Caroline Hartman: 41 years

By Sonali Basak

“And how may I help you, miss?”

Caroline Hartman stands at the window of the post office in the new Student Center, greeting people with a smile.

July will mark Hartman’s 42nd year working at the University.

She first came to the University to work during her senior year of high school for a two-week program. After she graduated, she came back to work part-time, becoming a full-time worker two months later. She worked first for Publications, Print and Mail, but moved to the Post Office in 1977.

“Back then we used typewriters; there were no computers. We used to type up papers for the students,” Hartman said.

Technology has vastly changed the direction of Publications, Print and Mail, with copy stations all around the school now instead of only in Marts Hall.

“I used to have to remember the names of many, many individuals on campus because that’s how we knew how to sort the mail, and this is where they came for their printing. I’ve seen how the campus has changed throughout the years. I’ve seen Bucknell grow,” Hartman said.

Hartman worked in Marts Hall until this year, when the new post office was built into the Elaine Langone Center Student Space.

“It was hard to move at first. All my family–I call it my family up at Marts–is still at Marts Hall. But it’s lively down here,” Hartman said. Her office looks out to a student space that is filled with students and activity at all working hours. “But I’m a people person. I like working with the students. They make you young.”

Students say they feel inspired by Hartman’s presence in the mail room.

“It’s been much more joyful with her around here,” Evan Kasowitz ’11 said as he and two other seniors working in the mail room joked around with Hartman as a peer. “She tells great stories and shares pictures with us.”

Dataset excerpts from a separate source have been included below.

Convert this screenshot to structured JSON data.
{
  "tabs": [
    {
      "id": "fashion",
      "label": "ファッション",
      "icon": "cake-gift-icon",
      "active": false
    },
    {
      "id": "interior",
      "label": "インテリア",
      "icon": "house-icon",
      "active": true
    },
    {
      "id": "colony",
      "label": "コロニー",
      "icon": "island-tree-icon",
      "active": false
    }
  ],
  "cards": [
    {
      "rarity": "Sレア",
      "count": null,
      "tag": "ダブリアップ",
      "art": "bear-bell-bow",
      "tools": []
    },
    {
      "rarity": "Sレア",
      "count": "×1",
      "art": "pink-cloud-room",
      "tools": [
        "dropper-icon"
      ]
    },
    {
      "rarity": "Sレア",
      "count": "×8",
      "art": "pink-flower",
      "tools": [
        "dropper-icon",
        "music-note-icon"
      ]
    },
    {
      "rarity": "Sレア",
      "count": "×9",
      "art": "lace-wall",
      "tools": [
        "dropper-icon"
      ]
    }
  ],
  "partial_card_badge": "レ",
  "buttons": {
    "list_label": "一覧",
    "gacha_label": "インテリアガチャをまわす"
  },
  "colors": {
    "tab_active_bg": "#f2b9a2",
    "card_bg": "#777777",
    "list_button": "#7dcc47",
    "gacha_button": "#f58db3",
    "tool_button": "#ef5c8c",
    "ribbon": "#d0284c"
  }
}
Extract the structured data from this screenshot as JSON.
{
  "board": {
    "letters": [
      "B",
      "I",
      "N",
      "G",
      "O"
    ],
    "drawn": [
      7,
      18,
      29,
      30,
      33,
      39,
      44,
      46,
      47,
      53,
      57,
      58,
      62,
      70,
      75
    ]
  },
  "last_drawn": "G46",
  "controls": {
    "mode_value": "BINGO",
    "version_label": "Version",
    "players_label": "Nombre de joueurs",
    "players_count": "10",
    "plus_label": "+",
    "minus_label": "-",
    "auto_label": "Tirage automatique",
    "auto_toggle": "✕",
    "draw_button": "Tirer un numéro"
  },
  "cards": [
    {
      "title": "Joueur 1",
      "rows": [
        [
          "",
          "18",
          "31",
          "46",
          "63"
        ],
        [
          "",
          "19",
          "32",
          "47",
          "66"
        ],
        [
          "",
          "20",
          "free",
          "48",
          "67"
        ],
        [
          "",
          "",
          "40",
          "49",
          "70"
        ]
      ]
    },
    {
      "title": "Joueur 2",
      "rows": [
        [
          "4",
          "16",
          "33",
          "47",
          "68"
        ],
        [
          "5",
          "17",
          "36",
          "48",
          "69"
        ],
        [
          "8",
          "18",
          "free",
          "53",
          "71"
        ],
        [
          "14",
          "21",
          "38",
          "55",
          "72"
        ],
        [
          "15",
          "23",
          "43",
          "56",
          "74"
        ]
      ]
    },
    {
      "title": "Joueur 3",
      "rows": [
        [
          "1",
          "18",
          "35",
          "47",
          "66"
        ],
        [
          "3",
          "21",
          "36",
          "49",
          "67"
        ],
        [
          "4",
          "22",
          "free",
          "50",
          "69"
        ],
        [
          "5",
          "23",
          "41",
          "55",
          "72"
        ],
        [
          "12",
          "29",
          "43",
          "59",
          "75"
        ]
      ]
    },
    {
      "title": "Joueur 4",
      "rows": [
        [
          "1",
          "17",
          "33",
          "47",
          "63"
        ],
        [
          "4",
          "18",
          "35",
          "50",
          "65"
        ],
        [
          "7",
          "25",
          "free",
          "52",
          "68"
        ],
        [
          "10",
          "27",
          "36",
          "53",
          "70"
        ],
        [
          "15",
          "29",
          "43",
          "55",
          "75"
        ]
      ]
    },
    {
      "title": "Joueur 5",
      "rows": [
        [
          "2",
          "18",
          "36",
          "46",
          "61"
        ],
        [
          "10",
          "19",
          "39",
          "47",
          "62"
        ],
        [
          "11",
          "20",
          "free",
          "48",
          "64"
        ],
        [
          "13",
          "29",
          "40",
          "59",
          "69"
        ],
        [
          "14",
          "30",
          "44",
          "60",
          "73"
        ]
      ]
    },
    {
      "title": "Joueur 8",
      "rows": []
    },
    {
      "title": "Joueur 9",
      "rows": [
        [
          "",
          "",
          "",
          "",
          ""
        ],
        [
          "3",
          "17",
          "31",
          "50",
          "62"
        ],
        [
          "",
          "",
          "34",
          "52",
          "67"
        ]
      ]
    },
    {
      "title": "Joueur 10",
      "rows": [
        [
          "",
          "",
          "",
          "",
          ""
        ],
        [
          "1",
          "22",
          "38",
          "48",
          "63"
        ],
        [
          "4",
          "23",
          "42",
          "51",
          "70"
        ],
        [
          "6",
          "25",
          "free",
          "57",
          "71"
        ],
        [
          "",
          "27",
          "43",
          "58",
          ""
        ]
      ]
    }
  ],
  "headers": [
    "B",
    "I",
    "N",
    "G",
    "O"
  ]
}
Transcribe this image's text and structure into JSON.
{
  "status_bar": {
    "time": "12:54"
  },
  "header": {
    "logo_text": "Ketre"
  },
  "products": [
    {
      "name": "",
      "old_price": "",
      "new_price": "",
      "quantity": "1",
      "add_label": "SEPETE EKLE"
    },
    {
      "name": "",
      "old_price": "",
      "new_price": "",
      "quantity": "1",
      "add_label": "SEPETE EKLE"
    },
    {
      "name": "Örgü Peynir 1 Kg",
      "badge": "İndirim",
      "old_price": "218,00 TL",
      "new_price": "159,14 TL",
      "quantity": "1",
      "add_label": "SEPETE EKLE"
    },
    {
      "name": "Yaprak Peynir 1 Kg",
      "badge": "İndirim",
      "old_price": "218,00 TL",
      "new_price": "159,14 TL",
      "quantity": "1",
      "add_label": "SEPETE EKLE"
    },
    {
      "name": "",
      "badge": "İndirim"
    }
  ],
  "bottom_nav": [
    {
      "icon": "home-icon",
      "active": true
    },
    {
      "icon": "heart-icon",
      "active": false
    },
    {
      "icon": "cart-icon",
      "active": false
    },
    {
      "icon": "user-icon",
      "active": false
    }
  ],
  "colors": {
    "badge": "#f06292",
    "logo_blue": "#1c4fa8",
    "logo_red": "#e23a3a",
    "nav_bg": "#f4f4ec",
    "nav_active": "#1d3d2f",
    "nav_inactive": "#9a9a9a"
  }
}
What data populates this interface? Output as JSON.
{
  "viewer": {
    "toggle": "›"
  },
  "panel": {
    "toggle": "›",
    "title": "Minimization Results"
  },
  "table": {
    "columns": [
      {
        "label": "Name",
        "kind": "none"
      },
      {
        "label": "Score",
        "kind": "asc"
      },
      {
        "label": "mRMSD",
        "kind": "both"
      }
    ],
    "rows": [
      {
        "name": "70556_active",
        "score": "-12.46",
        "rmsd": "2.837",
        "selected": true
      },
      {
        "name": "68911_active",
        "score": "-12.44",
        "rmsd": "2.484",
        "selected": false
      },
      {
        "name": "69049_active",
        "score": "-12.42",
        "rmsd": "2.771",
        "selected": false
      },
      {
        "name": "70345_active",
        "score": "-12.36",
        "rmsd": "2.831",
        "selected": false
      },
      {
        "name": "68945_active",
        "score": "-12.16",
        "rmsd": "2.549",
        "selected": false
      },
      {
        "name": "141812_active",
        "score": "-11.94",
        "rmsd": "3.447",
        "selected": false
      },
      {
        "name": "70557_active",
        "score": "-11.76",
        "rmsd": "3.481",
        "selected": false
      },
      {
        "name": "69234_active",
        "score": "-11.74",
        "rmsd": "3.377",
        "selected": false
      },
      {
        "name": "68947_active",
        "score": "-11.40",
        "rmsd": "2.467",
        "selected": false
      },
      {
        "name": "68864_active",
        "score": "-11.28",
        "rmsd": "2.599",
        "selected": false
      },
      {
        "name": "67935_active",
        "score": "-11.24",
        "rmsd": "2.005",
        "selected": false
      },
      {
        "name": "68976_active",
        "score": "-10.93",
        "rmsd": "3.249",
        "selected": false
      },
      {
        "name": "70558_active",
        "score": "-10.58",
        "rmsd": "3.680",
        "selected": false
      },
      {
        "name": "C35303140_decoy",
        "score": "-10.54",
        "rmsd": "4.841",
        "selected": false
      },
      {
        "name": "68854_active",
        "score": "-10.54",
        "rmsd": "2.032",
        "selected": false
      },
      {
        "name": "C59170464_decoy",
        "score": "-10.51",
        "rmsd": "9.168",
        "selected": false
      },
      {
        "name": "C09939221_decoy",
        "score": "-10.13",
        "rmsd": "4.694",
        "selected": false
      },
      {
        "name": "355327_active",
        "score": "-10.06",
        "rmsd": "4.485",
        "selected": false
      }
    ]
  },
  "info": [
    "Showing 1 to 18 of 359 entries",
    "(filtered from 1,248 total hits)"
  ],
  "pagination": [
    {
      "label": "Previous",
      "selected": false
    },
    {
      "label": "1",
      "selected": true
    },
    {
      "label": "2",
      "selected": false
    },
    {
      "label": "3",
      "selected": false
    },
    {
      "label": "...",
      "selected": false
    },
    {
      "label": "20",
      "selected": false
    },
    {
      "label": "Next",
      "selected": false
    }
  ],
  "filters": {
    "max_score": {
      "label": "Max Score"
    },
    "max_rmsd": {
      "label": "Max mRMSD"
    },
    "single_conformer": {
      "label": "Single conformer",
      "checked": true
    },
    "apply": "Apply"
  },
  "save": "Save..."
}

Hartman lives in Cowan with her sister, in the same home she was born in. She tells people she started working when she was three years old. “They say I look so young,” Hartman said, “it’s the only thing that makes sense!”

Hartman said, “When I was young I was taught to stick to a job, and that’s what I’m doing. I enjoy my work. It’s not the same day after day.”  The variety that is in her job comes from dealing with different people each day.

When asked upon her favorite memory working at the University, she said that there were too many to point out just one.

“You take each day as it comes, and there are always new, good memories coming,” Hartman said.